Helen Kalvak (1901-1984);
Artistic Community: Holman Island, Northwest Territories, Canada.
Helen Kalvak was born in 1901 in a camp on the shores of Tahiryuak Lake on Victoria Island. She was the only surviving child of Inoqtamik and Halukhit, who taught her traditional legends and hunting skills. Her father began training her as an angatkok, or shaman; eventually, she was respected not only as an angatkok but also as an atotainaktok, a person with supernatural powers that came from both spirit helpers and magic songs. She was one of very few women to have traditional tattoos on her face and hands. She married Manayok, a hunter from eastern Victoria Island, and both were celebrated as singers. In 1960, Manayok passed away and Kalvak moved into the community of Ulukhaktok.
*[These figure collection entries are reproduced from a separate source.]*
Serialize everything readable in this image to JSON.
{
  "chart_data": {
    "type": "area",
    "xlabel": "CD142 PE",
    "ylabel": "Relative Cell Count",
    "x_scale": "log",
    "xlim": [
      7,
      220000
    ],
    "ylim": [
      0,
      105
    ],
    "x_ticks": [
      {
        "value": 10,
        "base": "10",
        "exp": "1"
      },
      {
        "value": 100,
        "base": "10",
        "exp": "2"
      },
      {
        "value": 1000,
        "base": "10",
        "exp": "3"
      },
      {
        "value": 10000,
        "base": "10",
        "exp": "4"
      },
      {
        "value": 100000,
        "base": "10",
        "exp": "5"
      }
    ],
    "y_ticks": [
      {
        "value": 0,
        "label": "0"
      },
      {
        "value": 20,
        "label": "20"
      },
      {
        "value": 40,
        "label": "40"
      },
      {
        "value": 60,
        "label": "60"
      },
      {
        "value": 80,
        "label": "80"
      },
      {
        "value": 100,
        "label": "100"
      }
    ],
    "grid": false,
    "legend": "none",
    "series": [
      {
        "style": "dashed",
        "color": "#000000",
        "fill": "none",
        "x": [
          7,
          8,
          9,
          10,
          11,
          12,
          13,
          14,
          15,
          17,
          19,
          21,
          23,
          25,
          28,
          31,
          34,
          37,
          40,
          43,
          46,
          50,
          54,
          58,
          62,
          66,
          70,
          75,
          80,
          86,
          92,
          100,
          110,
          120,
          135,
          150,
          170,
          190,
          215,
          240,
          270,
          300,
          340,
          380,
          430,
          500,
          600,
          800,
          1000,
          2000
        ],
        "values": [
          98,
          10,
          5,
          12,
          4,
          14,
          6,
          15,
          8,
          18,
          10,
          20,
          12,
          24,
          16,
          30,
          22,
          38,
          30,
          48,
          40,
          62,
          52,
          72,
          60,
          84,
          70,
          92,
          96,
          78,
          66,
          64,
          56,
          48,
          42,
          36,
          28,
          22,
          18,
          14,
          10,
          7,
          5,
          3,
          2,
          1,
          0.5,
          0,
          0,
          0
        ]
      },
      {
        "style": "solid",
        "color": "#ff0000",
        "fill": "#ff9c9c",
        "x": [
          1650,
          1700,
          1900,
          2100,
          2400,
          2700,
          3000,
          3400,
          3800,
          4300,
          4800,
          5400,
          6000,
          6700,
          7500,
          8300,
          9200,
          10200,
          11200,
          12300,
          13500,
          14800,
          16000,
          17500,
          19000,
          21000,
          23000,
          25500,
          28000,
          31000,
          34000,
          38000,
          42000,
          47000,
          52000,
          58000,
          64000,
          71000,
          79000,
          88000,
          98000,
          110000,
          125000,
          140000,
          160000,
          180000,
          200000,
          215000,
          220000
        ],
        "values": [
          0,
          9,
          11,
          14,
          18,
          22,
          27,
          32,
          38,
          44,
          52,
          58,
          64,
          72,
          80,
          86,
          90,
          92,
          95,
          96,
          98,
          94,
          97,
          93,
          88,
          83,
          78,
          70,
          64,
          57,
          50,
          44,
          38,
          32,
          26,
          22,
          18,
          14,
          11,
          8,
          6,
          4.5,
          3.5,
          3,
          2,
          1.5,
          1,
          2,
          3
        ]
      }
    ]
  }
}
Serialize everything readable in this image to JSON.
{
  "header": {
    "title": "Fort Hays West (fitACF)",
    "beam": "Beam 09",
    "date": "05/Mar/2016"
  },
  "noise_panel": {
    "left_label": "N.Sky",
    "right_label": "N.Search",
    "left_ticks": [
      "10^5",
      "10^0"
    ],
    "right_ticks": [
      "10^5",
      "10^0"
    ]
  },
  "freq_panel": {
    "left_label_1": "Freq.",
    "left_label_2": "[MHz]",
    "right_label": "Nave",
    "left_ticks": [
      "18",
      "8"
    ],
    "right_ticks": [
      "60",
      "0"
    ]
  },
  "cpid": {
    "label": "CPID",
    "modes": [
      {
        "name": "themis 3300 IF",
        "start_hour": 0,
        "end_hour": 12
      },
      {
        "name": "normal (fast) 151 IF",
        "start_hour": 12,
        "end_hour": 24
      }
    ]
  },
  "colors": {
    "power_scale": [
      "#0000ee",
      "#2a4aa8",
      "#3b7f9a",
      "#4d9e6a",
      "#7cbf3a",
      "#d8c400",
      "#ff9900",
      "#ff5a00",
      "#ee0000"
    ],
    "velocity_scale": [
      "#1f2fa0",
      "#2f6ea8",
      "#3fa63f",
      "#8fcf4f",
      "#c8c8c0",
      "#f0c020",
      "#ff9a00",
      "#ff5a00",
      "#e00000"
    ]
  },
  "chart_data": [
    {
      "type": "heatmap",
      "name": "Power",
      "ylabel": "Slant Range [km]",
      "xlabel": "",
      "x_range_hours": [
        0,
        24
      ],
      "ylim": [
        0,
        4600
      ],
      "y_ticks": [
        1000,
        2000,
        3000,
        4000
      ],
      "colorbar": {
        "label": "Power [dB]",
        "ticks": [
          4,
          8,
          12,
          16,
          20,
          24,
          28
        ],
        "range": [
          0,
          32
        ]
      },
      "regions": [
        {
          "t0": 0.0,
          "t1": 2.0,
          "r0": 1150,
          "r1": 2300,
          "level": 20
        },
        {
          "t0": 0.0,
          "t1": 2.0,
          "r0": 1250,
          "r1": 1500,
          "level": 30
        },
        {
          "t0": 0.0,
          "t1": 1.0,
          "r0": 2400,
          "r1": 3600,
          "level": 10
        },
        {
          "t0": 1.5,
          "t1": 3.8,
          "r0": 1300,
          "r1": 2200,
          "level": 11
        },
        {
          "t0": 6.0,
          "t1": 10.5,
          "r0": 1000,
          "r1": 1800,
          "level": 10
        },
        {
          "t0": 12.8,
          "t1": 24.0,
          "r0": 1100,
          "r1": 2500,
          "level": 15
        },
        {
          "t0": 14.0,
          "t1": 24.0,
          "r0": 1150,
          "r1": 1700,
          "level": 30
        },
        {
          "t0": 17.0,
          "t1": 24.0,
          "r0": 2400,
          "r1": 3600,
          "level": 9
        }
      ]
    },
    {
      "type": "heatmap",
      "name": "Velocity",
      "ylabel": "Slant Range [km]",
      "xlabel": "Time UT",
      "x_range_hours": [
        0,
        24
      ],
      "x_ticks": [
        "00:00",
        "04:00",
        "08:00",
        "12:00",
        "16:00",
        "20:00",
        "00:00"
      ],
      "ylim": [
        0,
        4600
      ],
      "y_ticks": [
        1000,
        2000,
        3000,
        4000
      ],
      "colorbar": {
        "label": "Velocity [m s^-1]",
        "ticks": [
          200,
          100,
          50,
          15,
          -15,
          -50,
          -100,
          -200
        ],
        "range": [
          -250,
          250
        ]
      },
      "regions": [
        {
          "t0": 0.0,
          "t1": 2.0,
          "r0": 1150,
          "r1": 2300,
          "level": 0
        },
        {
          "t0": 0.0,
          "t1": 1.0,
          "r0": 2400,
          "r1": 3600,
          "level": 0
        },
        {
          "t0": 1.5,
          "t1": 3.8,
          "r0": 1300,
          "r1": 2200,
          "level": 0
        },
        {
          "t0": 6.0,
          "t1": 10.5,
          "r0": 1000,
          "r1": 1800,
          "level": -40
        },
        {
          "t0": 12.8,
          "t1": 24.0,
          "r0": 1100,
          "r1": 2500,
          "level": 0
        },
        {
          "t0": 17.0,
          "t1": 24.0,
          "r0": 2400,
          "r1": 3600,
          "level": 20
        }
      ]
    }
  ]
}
Father Henri Tardy encouraged her to draw after watching her sketch of some clothing before she made it, which was unusual. She produced more than 1,800 drawings between 1962 and 1978, 154 of which were made into prints between 1965 and 1985. Her graphic works tend to focus on themes of traditional life in the western Arctic in surprising detail. Her keen eye recorded everything from the design of traditional skin clothing to the minutiae of insects that live in the local water, all of which are represented in this collection. She was inducted into the Royal Canadian Academy in 1975 and into the Order of Canada in 1978.